Importance of the Gift.” PMLA 127.1 (2012): 131-6. Web. Hoeller argues, in his article, that while The Rise of Silas Lapham is a prime example of the intermingling of capitalism and literature, the narrative of the novel is driven and framed by the act and obligations of gift giving. Without the gift, there is no narrative and therefore no novel. He suggests that capitalism alone cannot create the narrative necessary for a novel. Hoeller notes that the inclusion of Silas’s own life debt (to Jim Millon during the Civil War) is an indicator of the importance of a similar gift with Mrs. Lapham and Mrs. Corey to the plot of the novel. The novel then becomes a story of the confusing, maddening and binding obligations of repaying a gift to people with whom they share nothing else. Hoeller warns against the broader reading of Mrs. Corey’s life debt being repaid by the marriage between the families, and that the narrative is regularly pushed along by concerns of repaying the gift without further entangling the families.

Marchand, Mary. “Faking It: Social Bluffing and Class Differences in Howells’s ‘The Rise of

Silas Lapham’.” New England Quarterly 83.2 (2010): 283-312. JSTOR. Web. 16 Oct. 2015. Marchand argues, though Howells preoccupation with social mobility is reflected in his won personal journey, the author has notably produced some of the most pessimistic and demoralizing accounts of how unlikely social ascension actually is.
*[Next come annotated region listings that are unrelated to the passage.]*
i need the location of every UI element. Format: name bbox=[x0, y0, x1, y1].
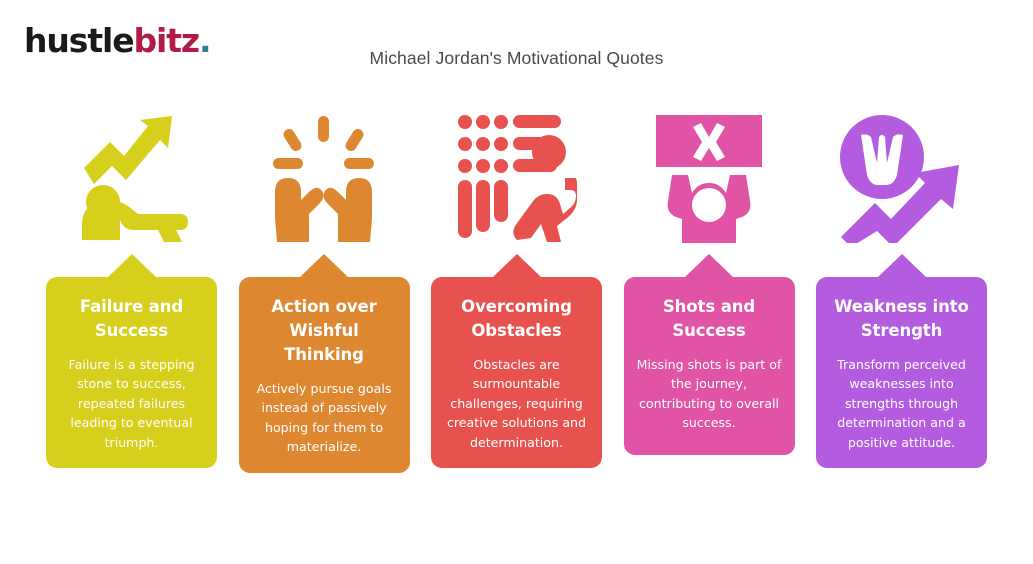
card-notch bbox=[300, 254, 348, 277]
card-column-action-over-wishful-thinking[interactable]: Action over Wishful Thinking Actively pu… bbox=[239, 104, 410, 473]
person-arms-raised-x-banner-icon bbox=[624, 104, 795, 254]
card-block: Weakness into Strength Transform perceiv… bbox=[816, 254, 987, 468]
card-notch bbox=[108, 254, 156, 277]
card-overcoming-obstacles[interactable]: Overcoming Obstacles Obstacles are surmo… bbox=[431, 277, 602, 468]
card-failure-and-success[interactable]: Failure and Success Failure is a steppin… bbox=[46, 277, 217, 468]
card-body: Transform perceived weaknesses into stre… bbox=[826, 355, 977, 453]
card-title: Shots and Success bbox=[634, 295, 785, 343]
card-title: Overcoming Obstacles bbox=[441, 295, 592, 343]
card-body: Actively pursue goals instead of passive… bbox=[249, 379, 400, 457]
card-block: Overcoming Obstacles Obstacles are surmo… bbox=[431, 254, 602, 468]
card-notch bbox=[493, 254, 541, 277]
card-column-overcoming-obstacles[interactable]: Overcoming Obstacles Obstacles are surmo… bbox=[431, 104, 602, 468]
card-body: Obstacles are surmountable challenges, r… bbox=[441, 355, 592, 453]
w-circle-rising-arrow-icon bbox=[816, 104, 987, 254]
card-body: Missing shots is part of the journey, co… bbox=[634, 355, 785, 433]
card-block: Failure and Success Failure is a steppin… bbox=[46, 254, 217, 468]
card-notch bbox=[878, 254, 926, 277]
card-title: Failure and Success bbox=[56, 295, 207, 343]
card-weakness-into-strength[interactable]: Weakness into Strength Transform perceiv… bbox=[816, 277, 987, 468]
card-block: Shots and Success Missing shots is part … bbox=[624, 254, 795, 455]
fallen-person-rising-arrow-icon bbox=[46, 104, 217, 254]
page-title: Michael Jordan's Motivational Quotes bbox=[0, 48, 1033, 69]
person-pushing-barrier-icon bbox=[431, 104, 602, 254]
card-title: Weakness into Strength bbox=[826, 295, 977, 343]
card-action-over-wishful-thinking[interactable]: Action over Wishful Thinking Actively pu… bbox=[239, 277, 410, 473]
card-column-weakness-into-strength[interactable]: Weakness into Strength Transform perceiv… bbox=[816, 104, 987, 468]
card-column-failure-and-success[interactable]: Failure and Success Failure is a steppin… bbox=[46, 104, 217, 468]
card-notch bbox=[685, 254, 733, 277]
cards-row: Failure and Success Failure is a steppin… bbox=[46, 104, 987, 504]
card-shots-and-success[interactable]: Shots and Success Missing shots is part … bbox=[624, 277, 795, 455]
page-header: hustlebitz. Michael Jordan's Motivationa… bbox=[0, 0, 1033, 100]
card-block: Action over Wishful Thinking Actively pu… bbox=[239, 254, 410, 473]
open-hands-rays-icon bbox=[239, 104, 410, 254]
card-body: Failure is a stepping stone to success, … bbox=[56, 355, 207, 453]
card-title: Action over Wishful Thinking bbox=[249, 295, 400, 367]
card-column-shots-and-success[interactable]: Shots and Success Missing shots is part … bbox=[624, 104, 795, 455]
She identifies the social separation between the Coreys and the Laphams as being measured by their differences in taste: crude interests exhibited by showy examples versus a distinguished taste for simple comforts. Marchand claims that the story demonstrates Howell’s awareness that upper-class behavior cannot be imitated or bluffed. She argues that this bluffing creates anxiety, which in turn threatens to betray the bluffer’s attempt at displaying the upper-class role.

Marovich, Beatrice. “Myself: Walt Whitman’s Political, Theological Creature.” Angelican

Theological Review 92.2 (2010): 347-366. Academic Search Premier. Web. 20 Sept. 2015. Marovich argues in her article that Whitman’s poem, “Song of Myself,” is not about Whitman glorifying himself as a sacred and divine being, but rather, it was written for Whitman’s fellow Americans regarding the newly constructed American democracy that was supplemented by a sort of philosophical theology rooted in nature. She claimed that this theology was not one shaped by the American ecclesial network or Christian discourses of God, but a theology made for a revived and refreshed American popular sovereignty that was based around the conflicts of Whitman’s time. Marovich explained that Whitman’s God coexisted with humans in a democratic reality that viewed everyone as equals. In this theology, nature is the source of holy purity.

Pizer, Donald. Stephen Crane’s ‘Maggie’ and American Naturalism.” Criticism 7.2 (1965): 168-

175. JSTOR. Web. 23 Oct. 2015. The main idea of Pizer’s article can be summed up into the statement that appropriate behavior is dependent upon the environment the behavior occurs in. He argues that Crane’s Maggie, focused as it is on the Bowery slums and the effects of that environment on its inhabitants, veers from the usual naturalistic approach by introducing irony and expressionistic symbolism into the narrative. Pizer claims that though Maggie becomes a prostitute and is part of the slums herself, she is strangely untouched by her physical environment, and functions as a symbol of inner purity uncorrupted by external foulness. This symbol of purity in slums is Crane’s means of enforcing his large irony that purity is destroyed not by concrete evils, but by the very moral codes established to safeguard it.